A K-12 entrepreneurship education program that began in West Virginia last school year plans to use roughly $2.2 million to expand to four more Mountain State counties, spread to its first 18 counties in other states and begin serving displaced adult workers.
The grant to spread the work of the Consortium for Entrepreneurship Education, a Charleston-based nonprofit also called EntreEd, comes through the Obama administration’s POWER initiative, part of the president’s effort to aid communities that have been affected by the coal industry’s decline. The Mountain State got more than 40 percent of the $38.8 million in grants announced Wednesday for various efforts, including education, infrastructure and economic diversification.
Federal officials in Huntington for the announcement that day emphasized that the $38.8 million could just be the beginning. The White House is calling for Congress to approve $9 billion in spending for redevelopment efforts in coalfield communities next year.
EntreEd Executive Director Gene Coulson said the $2.2 million Appalachian Regional Commission grant awarded through the POWER initiative will be disbursed to his organization over three years, hopefully alongside the $75,000 over three years that his group has applied to receive from the Pittsburgh, Pennsylvania-based Claude Worthington Benedum Foundation. The Benedum Foundation and the Appalachian Regional Commission — an economic development partnership among the federal government and state and local governments — together gave $125,000 for Coulson to begin the entrepreneurship education program last school year.
The program aims to get entrepreneurship education in some way to every student, down to grade schoolers, in each participating school. This can include students starting class-run businesses selling school supplies and other items to them taking entrepreneurship-related classes like agriculture and hospitality.
Teachers can also integrate entrepreneurship into the education standards they’re already required to teach. Schools that succeed in reaching every student with some sort of entrepreneurship education can earn the America’s Entrepreneurial Schools designation.
Coulson said his program is continuing this school year in three West Virginia counties — Calhoun, Gilmer and Lincoln — and could expand to four more in the state starting this school year as well.
While the original plan was to implement the expansion next school year, Coulson said the unexpectedly early availability of the funding — the federal government will start paying for expenses incurred starting today — means it can happen sooner.
He said he didn’t want to publicize which counties he’s planning to expand to because he has yet to contact their school systems. He said even if a school system agrees to take part, the actual number of schools and students affected is unclear because the program is voluntary.
Coulson said the plan is to also enter 11 Kentucky counties, three Ohio counties, three Virginia counties and one Tennessee county. Unlike West Virginia, some of these states have multiple public school systems per county, so the number of planned school system expansions is higher.

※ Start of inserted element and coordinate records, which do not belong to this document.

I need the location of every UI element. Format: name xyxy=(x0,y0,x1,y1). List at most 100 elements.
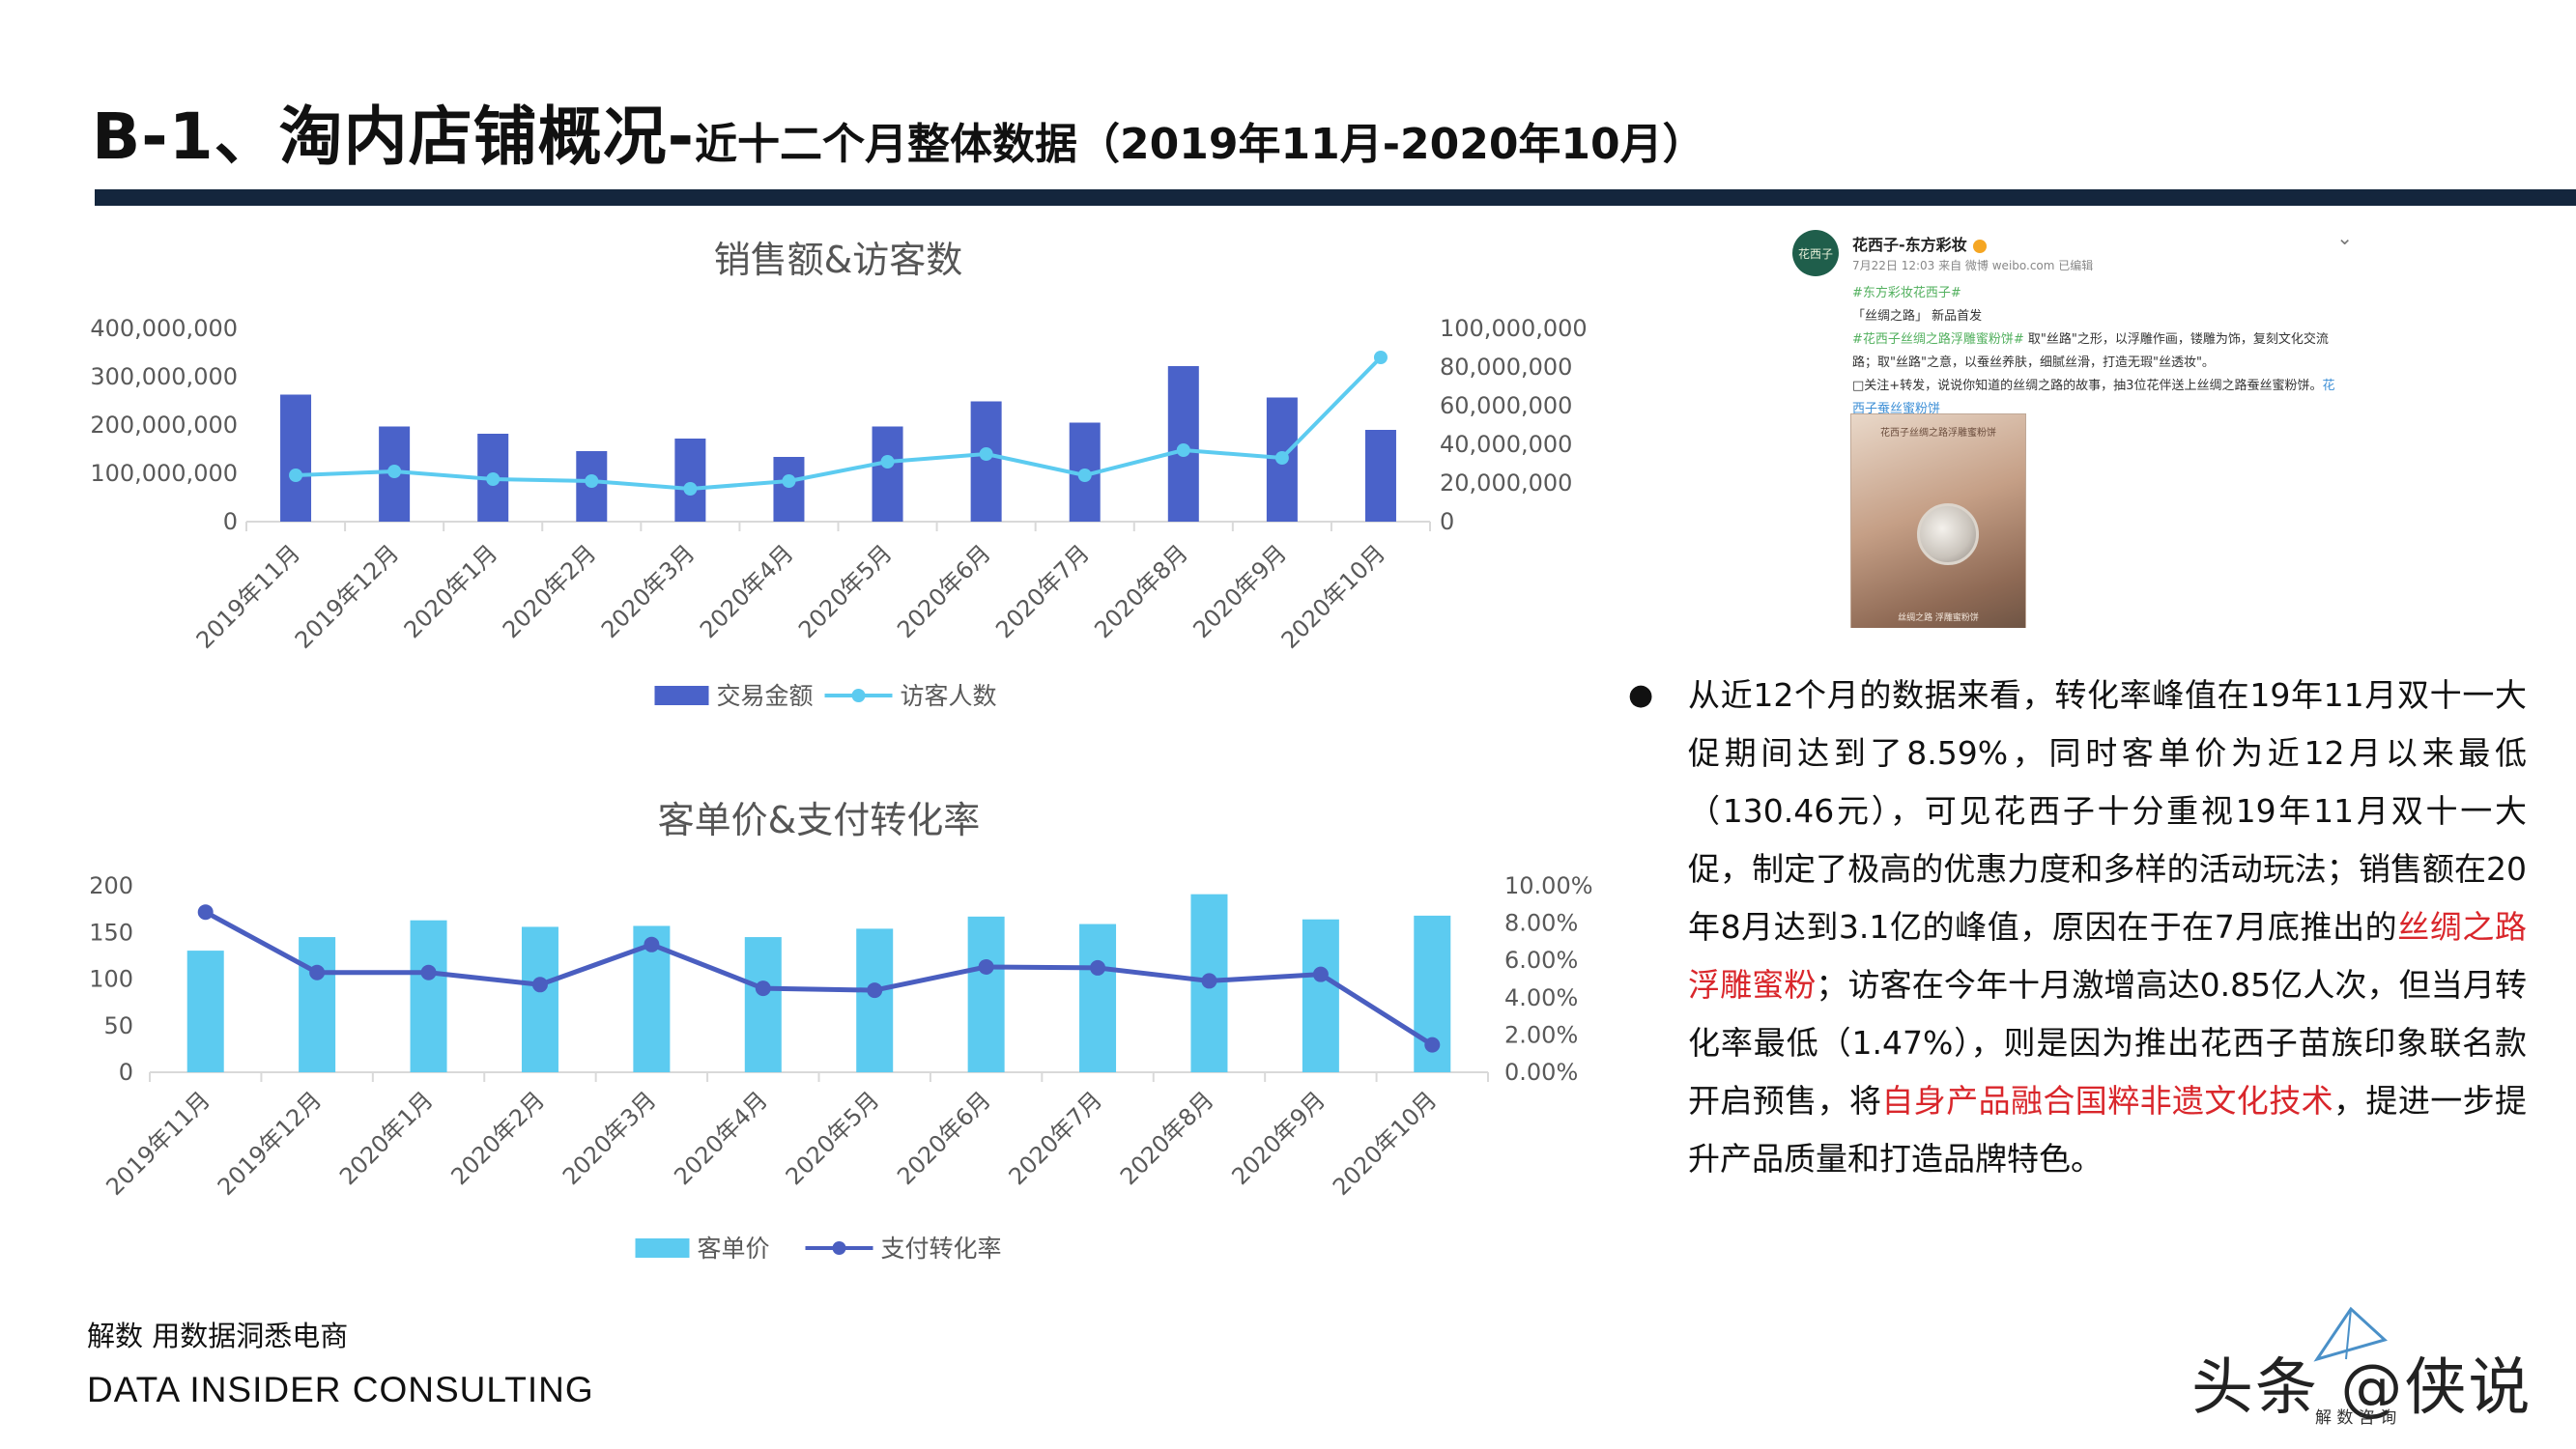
x-category-label: 2020年8月 xyxy=(1115,1086,1219,1190)
analysis-highlight: 自身产品融合国粹非遗文化技术 xyxy=(1881,1082,2334,1120)
y-left-tick-label: 50 xyxy=(103,1012,133,1039)
watermark-subtext: 解 数 咨 询 xyxy=(2315,1408,2397,1428)
product-image-caption: 花西子丝绸之路浮雕蜜粉饼 xyxy=(1880,428,1996,439)
analysis-text: 从近12个月的数据来看，转化率峰值在19年11月双十一大促期间达到了8.59%，… xyxy=(1688,676,2527,946)
weibo-line: #花西子丝绸之路浮雕蜜粉饼# 取"丝路"之形，以浮雕作画，镂雕为饰，复刻文化交流… xyxy=(1852,328,2335,375)
line-point xyxy=(1090,959,1106,976)
x-category-label: 2020年2月 xyxy=(498,539,602,643)
y-left-tick-label: 200 xyxy=(89,872,133,899)
x-category-label: 2020年5月 xyxy=(781,1086,885,1190)
legend-label: 访客人数 xyxy=(901,682,997,710)
analysis-highlight: 丝绸之路浮雕蜜粉 xyxy=(1688,908,2527,1004)
legend-swatch-bar xyxy=(654,686,709,705)
line-point xyxy=(880,455,895,469)
legend-label: 交易金额 xyxy=(717,682,814,710)
line-point xyxy=(531,977,548,993)
watermark-text: 头条 @侠说 xyxy=(2191,1352,2533,1424)
x-category-label: 2020年9月 xyxy=(1226,1086,1331,1190)
x-category-label: 2019年11月 xyxy=(100,1086,215,1201)
page-title-main: B-1、淘内店铺概况- xyxy=(92,99,696,174)
legend-label: 客单价 xyxy=(698,1235,770,1263)
bar xyxy=(1079,923,1117,1072)
line-point xyxy=(486,472,501,486)
bar xyxy=(1364,430,1396,522)
analysis-text: ；访客在今年十月激增高达0.85亿人次，但当月转化率最低（1.47%），则是因为… xyxy=(1688,966,2527,1120)
series-line xyxy=(204,910,1434,1047)
y-right-tick-label: 60,000,000 xyxy=(1440,392,1572,419)
line-point xyxy=(387,465,402,478)
footer-company-name: DATA INSIDER CONSULTING xyxy=(87,1370,594,1409)
title-divider xyxy=(95,189,2576,206)
weibo-text: □关注+转发，说说你知道的丝绸之路的故事，抽3位花伴送上丝绸之路蚕丝蜜粉饼。 xyxy=(1852,379,2323,393)
compact-powder-icon xyxy=(1917,503,1979,565)
chart-svg: 销售额&访客数 0 100,000,000 200,000,000 300,000,00… xyxy=(90,239,1588,710)
x-category-label: 2020年10月 xyxy=(1276,539,1391,654)
bar xyxy=(744,937,782,1072)
watermark: 头条 @侠说 解 数 咨 询 xyxy=(2191,1306,2539,1435)
y-left-tick-label: 100 xyxy=(89,966,133,993)
bar xyxy=(674,439,706,522)
y-right-tick-label: 8.00% xyxy=(1504,910,1578,937)
bullet-icon: ● xyxy=(1628,678,1654,712)
x-category-label: 2020年4月 xyxy=(695,539,799,643)
bar xyxy=(1302,919,1339,1072)
x-category-label: 2020年7月 xyxy=(990,539,1095,643)
line-point xyxy=(1312,966,1329,982)
line-point xyxy=(979,447,993,461)
series-line xyxy=(295,355,1383,491)
x-category-label: 2020年1月 xyxy=(334,1086,439,1190)
y-left-tick-label: 0 xyxy=(119,1059,133,1086)
bar xyxy=(967,916,1005,1072)
x-category-label: 2020年4月 xyxy=(669,1086,773,1190)
bar xyxy=(521,926,558,1072)
line-point xyxy=(1077,469,1092,482)
line-point xyxy=(1274,451,1289,465)
weibo-hashtag: #东方彩妆花西子# xyxy=(1852,286,1961,300)
line-point xyxy=(309,964,326,980)
bar xyxy=(773,457,805,522)
weibo-account-name: 花西子-东方彩妆 xyxy=(1852,232,1987,255)
x-category-label: 2020年3月 xyxy=(596,539,701,643)
analysis-text-block: ● 从近12个月的数据来看，转化率峰值在19年11月双十一大促期间达到了8.59… xyxy=(1628,667,2527,1188)
x-category-label: 2019年12月 xyxy=(290,539,405,654)
x-category-label: 2020年8月 xyxy=(1089,539,1193,643)
x-category-label: 2020年5月 xyxy=(793,539,898,643)
y-left-tick-label: 300,000,000 xyxy=(90,363,238,390)
weibo-avatar: 花西子 xyxy=(1792,230,1839,276)
y-right-tick-label: 2.00% xyxy=(1504,1021,1578,1048)
line-point xyxy=(644,936,660,952)
legend-swatch-bar xyxy=(635,1238,690,1258)
line-point xyxy=(420,964,437,980)
weibo-post-meta: 7月22日 12:03 来自 微博 weibo.com 已编辑 xyxy=(1852,259,2094,272)
line-point xyxy=(289,469,303,482)
product-image-foot: 丝绸之路 浮雕蜜粉饼 xyxy=(1898,613,1979,623)
x-category-label: 2020年1月 xyxy=(399,539,503,643)
x-category-label: 2020年9月 xyxy=(1188,539,1292,643)
line-point xyxy=(1424,1037,1441,1053)
legend-swatch-point xyxy=(851,689,866,702)
page-title: B-1、淘内店铺概况-近十二个月整体数据（2019年11月-2020年10月） xyxy=(92,85,1705,178)
aov-conversion-chart: 客单价&支付转化率 0 50 100 150 200 0.00% 2.00% 4.00% 6.00… xyxy=(58,782,1604,1304)
y-right-tick-label: 100,000,000 xyxy=(1440,315,1588,342)
weibo-post-screenshot: 花西子 花西子-东方彩妆 7月22日 12:03 来自 微博 weibo.com… xyxy=(1783,213,2382,628)
y-left-tick-label: 0 xyxy=(223,508,238,535)
line-point xyxy=(585,474,599,488)
verified-badge-icon xyxy=(1972,239,1987,253)
x-category-label: 2020年2月 xyxy=(445,1086,550,1190)
analysis-text: ，提进一步提升产品质量和打造品牌特色。 xyxy=(1688,1082,2528,1178)
x-category-label: 2019年11月 xyxy=(191,539,306,654)
y-right-tick-label: 4.00% xyxy=(1504,984,1578,1011)
bar xyxy=(410,920,447,1072)
x-category-label: 2020年6月 xyxy=(892,539,996,643)
y-right-tick-label: 0 xyxy=(1440,508,1454,535)
weibo-product-link: 花西子蚕丝蜜粉饼 xyxy=(1852,379,2335,416)
line-point xyxy=(1176,443,1190,457)
weibo-text: 取"丝路"之形，以浮雕作画，镂雕为饰，复刻文化交流路；取"丝路"之意，以蚕丝养肤… xyxy=(1852,332,2329,370)
line-point xyxy=(867,982,883,999)
y-left-tick-label: 100,000,000 xyxy=(90,460,238,487)
y-left-tick-label: 150 xyxy=(89,919,133,946)
x-category-label: 2020年3月 xyxy=(558,1086,662,1190)
line-point xyxy=(683,482,698,496)
y-left-tick-label: 200,000,000 xyxy=(90,412,238,439)
line-point xyxy=(1373,351,1388,364)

With only three counties in this state, Coulson said he was able to personally visit the involved schools when the program began. But with such a large planned expansion, the program is now enlisting the help of seven, possibly eight, community and technical colleges and hiring three regional coordinators who will organize between the colleges and the schools.
“They know the local K-12 schools, they know the superintendents and the principals,” Coulson said of the colleges. He said the grant money will help the colleges, such as by covering expenses for events for kids held on the college campuses or at the schools.
The community and technical colleges planned to take part are, in West Virginia, BridgeValley, New River and Southern West Virginia; in Kentucky, Big Sandy, Hazard and Southeast Kentucky; and in Virginia, Mountain Empire. Mountain Empire is anticipated to serve the one Tennessee county as well as the four in Virginia.
Joe Kapp, Eastern West Virginia Community and Technical College’s entrepreneur-in-residence, will be working with all the community colleges to help them fulfill the goals of the grant.
He said such colleges are often the only places in small towns to earn skills, and while they have historically focused on academics and workforce development through providing technical skills like welding and cosmetology, this grant will add the “third leg” that’s often been missing: entrepreneurial skills such as how to start a business, pursue clients and do billing.
He said students are often focusing on getting jobs at existing companies, but the grant will help teach them there’s another path: creating your own job. He noted colleges can provide resources to startups that would otherwise be expensive, like equipment to create prototype products and faculty with various expertises to provide consulting.
Kapp said the colleges will help develop a curriculum for K-12 educators that points not just to well-known entrepreneurs like Facebook founder and Chief Executive Officer Mark Zuckerberg, but also to local bankers and owners of local lawn companies. He said the colleges will bring in local entrepreneurs as speakers and provide events not only to teach teachers how to teach entrepreneurship, but to directly teach entrepreneurship to displaced workers like coal miners.
“Historically, coal has been such a driver of the economy that there hasn’t necessarily always been the need to invest in education, and the great thing about these POWER grants is they provide the opportunity for the short- and the long-term investments,” Kapp said.
Coulson said the National Association for Community College Entrepreneurship, a partner in the expansion, will be providing related webinars for the colleges and a hotline for their questions, while the Morgantown-based nonprofit EdVenture Group will provide similar services for the K-12 schools.